Service-principals voor Microsoft Entra ID worden niet gesynchroniseerd
- De toepassing Azure Databricks SCIM Provisioning Connector biedt geen ondersteuning voor het synchroniseren van service-principals.
Na de eerste synchronisatie stoppen de gebruikers en groepen met synchroniseren
Als u de Azure Databricks SCIM Provisioning Connector-toepassing gebruikt: Na de eerste synchronisatie wordt Microsoft Entra-id niet onmiddellijk gesynchroniseerd nadat u gebruikers- of groepstoewijzingen hebt gewijzigd. Er wordt een synchronisatie met de toepassing gepland na een vertraging, op basis van het aantal gebruikers en groepen. Als u een onmiddellijke synchronisatie wilt aanvragen, gaat u naar Inrichting > beheren voor de bedrijfstoepassing en selecteert u Huidige status wissen en start u de synchronisatie opnieuw.

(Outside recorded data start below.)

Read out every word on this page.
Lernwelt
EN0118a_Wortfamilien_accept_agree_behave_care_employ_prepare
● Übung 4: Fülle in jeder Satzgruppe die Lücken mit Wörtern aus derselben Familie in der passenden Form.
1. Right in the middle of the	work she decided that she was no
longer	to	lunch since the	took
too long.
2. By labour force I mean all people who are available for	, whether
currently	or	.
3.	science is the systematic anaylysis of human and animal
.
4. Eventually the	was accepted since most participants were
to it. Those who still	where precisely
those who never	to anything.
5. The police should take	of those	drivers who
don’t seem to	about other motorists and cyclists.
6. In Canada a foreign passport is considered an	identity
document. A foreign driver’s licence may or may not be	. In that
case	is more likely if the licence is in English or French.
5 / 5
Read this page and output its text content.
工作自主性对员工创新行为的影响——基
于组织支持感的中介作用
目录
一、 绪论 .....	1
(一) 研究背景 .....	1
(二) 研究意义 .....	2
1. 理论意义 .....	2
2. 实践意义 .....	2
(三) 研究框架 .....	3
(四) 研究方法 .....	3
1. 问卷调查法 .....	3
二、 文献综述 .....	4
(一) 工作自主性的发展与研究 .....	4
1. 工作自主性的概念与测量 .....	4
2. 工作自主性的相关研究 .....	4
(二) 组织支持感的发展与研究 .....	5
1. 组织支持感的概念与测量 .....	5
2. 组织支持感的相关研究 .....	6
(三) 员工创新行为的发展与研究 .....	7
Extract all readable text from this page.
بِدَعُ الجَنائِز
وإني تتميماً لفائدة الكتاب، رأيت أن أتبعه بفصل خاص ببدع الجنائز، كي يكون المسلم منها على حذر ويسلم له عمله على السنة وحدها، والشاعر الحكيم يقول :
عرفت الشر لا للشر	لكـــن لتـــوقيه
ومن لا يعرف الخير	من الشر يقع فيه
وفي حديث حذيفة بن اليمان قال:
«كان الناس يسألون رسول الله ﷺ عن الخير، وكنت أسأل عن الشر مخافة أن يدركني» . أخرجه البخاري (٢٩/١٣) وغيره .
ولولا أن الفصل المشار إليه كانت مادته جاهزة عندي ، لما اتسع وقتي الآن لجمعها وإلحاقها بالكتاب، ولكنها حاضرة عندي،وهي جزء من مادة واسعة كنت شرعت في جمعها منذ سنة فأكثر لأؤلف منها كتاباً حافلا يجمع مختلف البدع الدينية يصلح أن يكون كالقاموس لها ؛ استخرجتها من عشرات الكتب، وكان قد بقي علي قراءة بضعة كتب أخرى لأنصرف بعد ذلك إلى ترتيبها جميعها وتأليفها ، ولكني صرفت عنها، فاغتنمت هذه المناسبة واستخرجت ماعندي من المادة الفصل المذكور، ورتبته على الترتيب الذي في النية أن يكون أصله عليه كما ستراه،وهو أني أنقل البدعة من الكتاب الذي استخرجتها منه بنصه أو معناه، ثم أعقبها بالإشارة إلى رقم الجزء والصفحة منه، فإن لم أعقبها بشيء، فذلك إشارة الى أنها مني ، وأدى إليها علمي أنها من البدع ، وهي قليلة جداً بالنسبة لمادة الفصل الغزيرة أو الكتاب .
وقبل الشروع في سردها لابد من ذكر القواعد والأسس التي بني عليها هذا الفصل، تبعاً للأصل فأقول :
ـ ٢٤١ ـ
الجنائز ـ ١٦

IP-bereik van Microsoft Entra ID-inrichtingsservice is niet toegankelijk
De Microsoft Entra ID-inrichtingsservice werkt onder specifieke IP-bereiken. Als u de netwerktoegang wilt beperken, moet u verkeer van de IP-adressen voor AzureActiveDirectory
in dit IP-bereikbestand toestaan. Zie IP-bereiken voor meer informatie.